No solía beber, pero esa noche se dejó llevar. No sabía adónde iría, pero sí que no volvería a casa.
—Hola— escuchó una voz femenina a su espalda—, ¿me acompañas?
Aún distinguía que era una desconocida, pero al ver sus ojos llorosos, asintió.
—Vale… Veo que tampoco lo estás pasando bien…
A la mañana siguiente, despertó con dolor de cabeza en un piso ajeno, al lado de una mujer que no conocía. Recordó vagamente el bar y a la chica. Se sintió culpable: había sido infiel por primera vez. Vistió rápidamente y salió sin hacer ruido.
Al leer el nombre de la calle, se dio cuenta de que no estaba lejos de su casa.
—Vaya lío— pensó—. Le he sido infiel a Lucía. No me perdonará, a menos que le compre ese anillo de diamantes.
En casa, el escándalo fue inevitable.
—Me emborraché con un amigo por nuestra discusión. Me quedé en su casa— mintió. Ella pareció creerle.
Los días siguientes fueron tranquilos. Lucía incluso bromeaba, como si se hubiera arrepentido. Pero Javier no podía olvidar lo que había hecho.
Decidió comprarle el anillo, aunque no tenía dinero suficiente. Su madre, refunfuñando, le prestó el resto.
Un día, dejó a Pablo con sus padres y fue a la joyería. Luego, con las rosas blancas y el anillo en el bolsillo, volvió a casa.
—Hoy será un día especial— pensó.
Pero al entrar, escuchó voces. En el salón, Lucía, vestida de forma provocativa, compartía una cena con un hombre desconocido.
—¿Qué haces?— gritó Javier—. ¿Quién es este?
Lucía, pálida, no lo negó.
—Es Adrián, el hombre al que siempre he amado. Solo me casé contigo para olvidarlo, pero ahora que está libre… Tú no me importas. Lárgate.

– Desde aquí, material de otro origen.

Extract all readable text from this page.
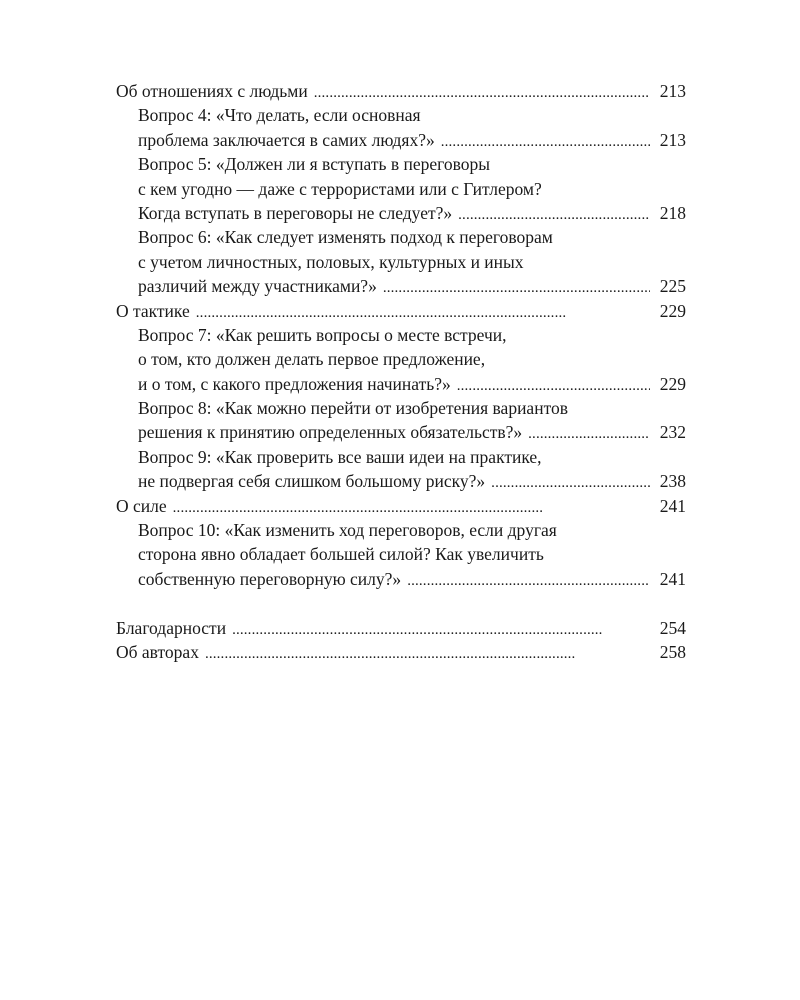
Об отношениях с людьми . . .	213
Вопрос 4: «Что делать, если основная
проблема заключается в самих людях?» . . .	213
Вопрос 5: «Должен ли я вступать в переговоры
с кем угодно — даже с террористами или с Гитлером?
Когда вступать в переговоры не следует?» . . .	218
Вопрос 6: «Как следует изменять подход к переговорам
с учетом личностных, половых, культурных и иных
различий между участниками?» . . .	225
О тактике . . .	229
Вопрос 7: «Как решить вопросы о месте встречи,
о том, кто должен делать первое предложение,
и о том, с какого предложения начинать?» . . .	229
Вопрос 8: «Как можно перейти от изобретения вариантов
решения к принятию определенных обязательств?» . . .	232
Вопрос 9: «Как проверить все ваши идеи на практике,
не подвергая себя слишком большому риску?» . . .	238
О силе . . .	241
Вопрос 10: «Как изменить ход переговоров, если другая
сторона явно обладает большей силой? Как увеличить
собственную переговорную силу?» . . .	241
Благодарности . . .	254
Об авторах . . .	258
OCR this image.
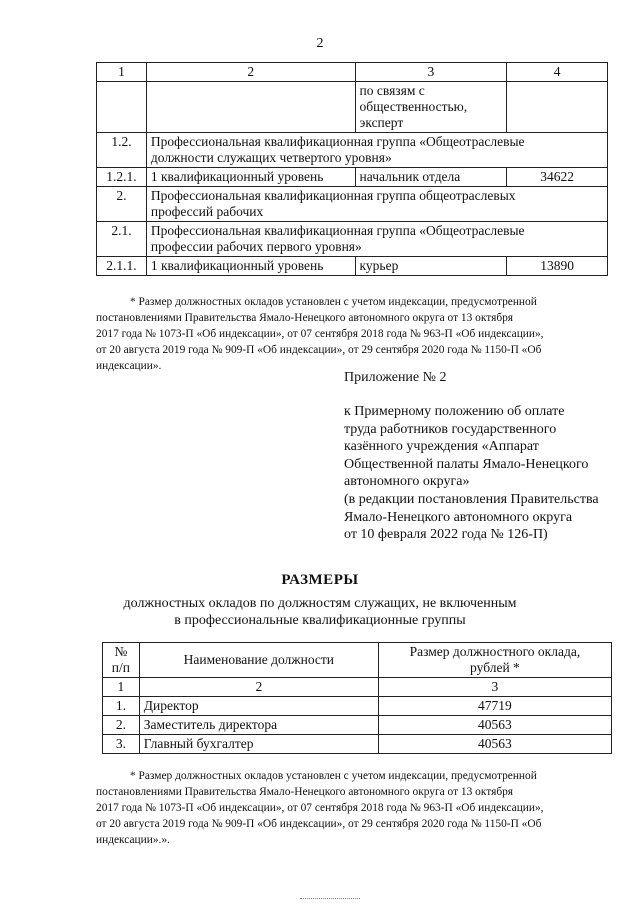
2
1	2	3	4

		по связям с
общественностью,
эксперт	

1.2.	Профессиональная квалификационная группа «Общеотраслевые
должности служащих четвертого уровня»		

1.2.1.	1 квалификационный уровень	начальник отдела	34622
2.	Профессиональная квалификационная группа общеотраслевых
профессий рабочих		

2.1.	Профессиональная квалификационная группа «Общеотраслевые
профессии рабочих первого уровня»		

2.1.1.	1 квалификационный уровень	курьер	13890
* Размер должностных окладов установлен с учетом индексации, предусмотренной
постановлениями Правительства Ямало-Ненецкого автономного округа от 13 октября
2017 года № 1073-П «Об индексации», от 07 сентября 2018 года № 963-П «Об индексации»,
от 20 августа 2019 года № 909-П «Об индексации», от 29 сентября 2020 года № 1150-П «Об
индексации».
Приложение № 2
к Примерному положению об оплате
труда работников государственного
казённого учреждения «Аппарат
Общественной палаты Ямало-Ненецкого
автономного округа»
(в редакции постановления Правительства
Ямало-Ненецкого автономного округа
от 10 февраля 2022 года № 126-П)
РАЗМЕРЫ
должностных окладов по должностям служащих, не включенным
в профессиональные квалификационные группы
№
п/п	Наименование должности	Размер должностного оклада,
рублей *

1	2	3
1.	Директор	47719
2.	Заместитель директора	40563
3.	Главный бухгалтер	40563
* Размер должностных окладов установлен с учетом индексации, предусмотренной
постановлениями Правительства Ямало-Ненецкого автономного округа от 13 октября
2017 года № 1073-П «Об индексации», от 07 сентября 2018 года № 963-П «Об индексации»,
от 20 августа 2019 года № 909-П «Об индексации», от 29 сентября 2020 года № 1150-П «Об
индексации».».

Javier salió, sintiendo que su vida se desmoronaba. Lucía nunca lo había querido.
Sin saber adónde ir, terminó frente al piso de aquella chica. Se sentó en un banco, indeciso, hasta que alguien abrió la puerta del edificio. Subió y llamó.
—Hola— dijo ella, ruborizada—. Pasa.
Ahora la veía de otra manera. Se llamaba Sara.
—Perdóname— murmuró ella—. Fui imbécil. Nunca había bebido tanto…
—No, soy yo quien debe disculparse— respondió él.
Pasaron horas hablando, compartiendo sus penas.
—Si quieres, quédate aquí— ofreció ella—. Tienes una habitación libre.
Con el tiempo, Javier entendió que el destino lo había guiado hacia Sara. Era amable, dulce, todo lo contrario que Lucía.
El divorcio fue caótico. Ella lo culpó de todo, pero él guardó silencio. Pablo se quedó con Lucía… hasta que, meses después, ella lo llamó.
—Ven a verme. Es sobre el niño.
Al llegar, Pablo corrió hacia él, feliz.
—Papá, ¡te he echado de menos!
Lucía, embarazada, lo apartó.
—Llévatelo. Adrián no lo soporta.
Javier no lo dudó. Firmaron un acuerdo y Pablo se mudó con él.
Poco a poco, Sara se convirtió en su familia. Pablo la adoraba. Un día, Javier le pidió matrimonio.
Lucía intentó volver cuando Adrián la abandonó, pero él la rechazó.
—Tu vida ya no me importa— le dijo antes de irse.
Ahora, con Sara esperando un bebé, Javier entendió la lección: el destino siempre equilibra las cuentas. Quien siembra viento, recoge tempestades.